The most convenient way to perform this process is to process each horizontal line separately and to determine for each pixel on the line which color value it should have. Such a determination depends on the color values of the pixels to the right (or to the left) and also on the amount of depth assigned to that particular pixel. Starting at some point on the horizontal line and moving in a given direction (for example, starting on the left and moving to the right) the depth will vary up or down as compared with the previous pixel. If the variation of depth is upward (i.e., a raise) for a given pixel as compared with the previous pixel, then the determination of the color value for that new pixel can simply be made by computing a new repeat width for that particular pixel which is given by the original repeat width of the base art minus an additional amount proportional to the amount of change in depth at that particular pixel. This new repeat width is maintained with regard to the next pixel unless there is a subsequent change in depth on that pixel as well. For example, if a flat area is raised and the pixels are processed from the left, a new repeat width is calculated for the first pixel in the raised area and then that repeat width is assigned to all subsequent pixels to the right unless they change in depth.

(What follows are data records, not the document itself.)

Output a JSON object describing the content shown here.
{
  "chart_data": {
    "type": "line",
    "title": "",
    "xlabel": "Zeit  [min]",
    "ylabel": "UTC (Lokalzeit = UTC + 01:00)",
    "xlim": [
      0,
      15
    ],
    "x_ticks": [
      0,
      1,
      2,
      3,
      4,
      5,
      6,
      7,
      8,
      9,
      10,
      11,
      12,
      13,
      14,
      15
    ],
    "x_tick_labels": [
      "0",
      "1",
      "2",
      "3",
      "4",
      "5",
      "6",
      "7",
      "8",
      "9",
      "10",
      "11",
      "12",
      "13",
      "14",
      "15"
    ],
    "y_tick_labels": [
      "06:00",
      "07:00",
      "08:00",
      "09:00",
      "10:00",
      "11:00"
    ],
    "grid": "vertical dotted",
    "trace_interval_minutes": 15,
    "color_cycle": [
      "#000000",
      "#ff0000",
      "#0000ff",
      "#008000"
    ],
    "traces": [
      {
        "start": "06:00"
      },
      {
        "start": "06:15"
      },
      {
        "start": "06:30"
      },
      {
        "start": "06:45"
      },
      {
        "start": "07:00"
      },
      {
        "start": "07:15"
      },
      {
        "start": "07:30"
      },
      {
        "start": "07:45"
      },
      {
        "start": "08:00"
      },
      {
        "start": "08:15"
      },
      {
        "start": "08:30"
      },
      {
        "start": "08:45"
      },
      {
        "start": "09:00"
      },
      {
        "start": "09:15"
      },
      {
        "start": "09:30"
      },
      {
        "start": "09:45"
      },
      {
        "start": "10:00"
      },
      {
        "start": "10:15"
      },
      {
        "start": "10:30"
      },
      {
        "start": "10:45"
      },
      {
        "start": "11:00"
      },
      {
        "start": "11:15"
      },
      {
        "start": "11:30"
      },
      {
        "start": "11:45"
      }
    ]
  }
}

In other words, it is the change in depth that determines the amount of the repeat width.
For example, for a surface having a depth characteristic that rises continuously from left to right, the repeat width would continuously decrease as one moves from pixel to pixel from the left to the right. However, for changes in levels that represent a lowering (recession) from the previous pixel, additional factors must be considered. First of all, for every recessive displacement or lowering, a "gap" is created which must be filled with additional artwork, i.e., with a new pattern of pixels different from the colored patterns of the pixels in the base art. In the case of random dot stereograms supplying additional artwork can easily be accomplished by randomly generating the color values for these pixels appearing in the "gap", just as the original base art strip was created by randomly assigning black and white values to each pixel.
In addition to the gap that appears when there is a recession, there is also an increase in the repeat width which is proportional to the amount of recessive displacement in depth from a given pixel to next pixel. This increase in repeat width for recessive displacements does not have any effect across the width of the gap but after the gap is generated, the new value for the repeat width takes effect at subsequent pixels appearing at the edge of the gap and beyond.

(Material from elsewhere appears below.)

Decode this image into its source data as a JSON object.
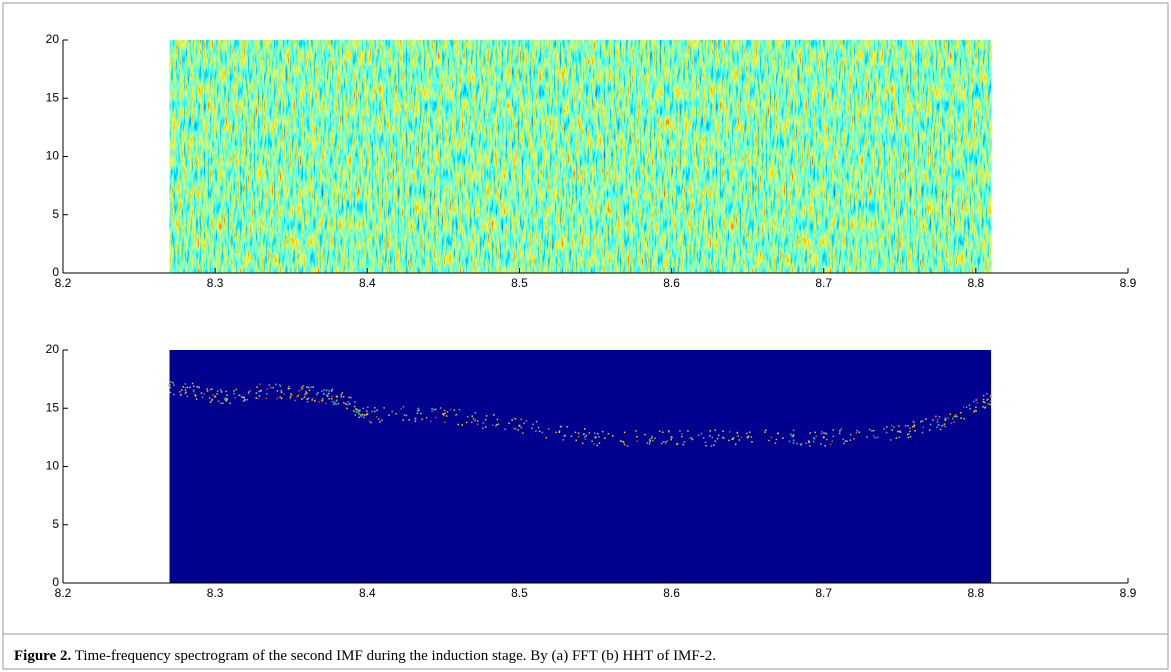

In order to produce a smoother variation of depth than heretofore attainable in random dot stereograms, it is not possible to simply decrease the size of the dots in random dot stereograms because, beyond a certain minimum size, the eye has difficulty distinguishing individual dots and the dots will blur into one continuous gray or other color tone. If your eye cannot distinguish individual dots, then the ability of the stereogram to encode depth fails since the eye will not be able to see changes in repeat widths on the final art.
The actual limit on the size of the dot for random dot stereograms depends to some extent on a given person's eyesight. However, as the dots get smaller than a thirtieth of an inch, the eye has trouble seeing the effects of the stereogram. In other words, the larger the dot, the easier it is for your eye to see the stereogram but the "bumpier" the 3-D image appears. As the dots get smaller and smaller, your eye has much more difficulty seeing a stereogram even though the smoothness of the stereogram improves.
In another aspect of bare-eyed stereograms, the method of creating a stereogram by spacing objects evenly in rows whereby one row has equal spacing between objects and the next row has different spacing between objects has been known. For example, N. E. Thing Enterprises makes some postcards which show this. The stepping procedure of the invention is an improvement whereby the objects in a given row appear at different levels from other objects in the same row. Also, a combination of superimposition of multiple stereograms and stepping creates an improved stereogram.
Continuous tone stereograms are a major improvement over random dot stereograms because they are more attractive than the random dot stereograms and they also provide for a more continuous variation of depth.
Stereograms which are available currently are designed for viewing from a relatively close distance, i.e., up to about 1-6 feet away. However, stereograms that are viewed at this distance are limited to viewing by a few observers at a time. Such stereograms would be unavailable for use in mass advertising such as billboards, or in a movie theater in a moving picture illustration.
Also, it has not been known to superimpose stereograms having transparency information, nor has a stepping procedure for producing stereograms been known.
In summary, no method is known to produce continuous tone art based stereograms which have satisfactory method to fill gaps or dislocations that result when portions of the artwork are shifted. Also, known stereograms are ill-suited to viewing on a large screen or by a mass audience.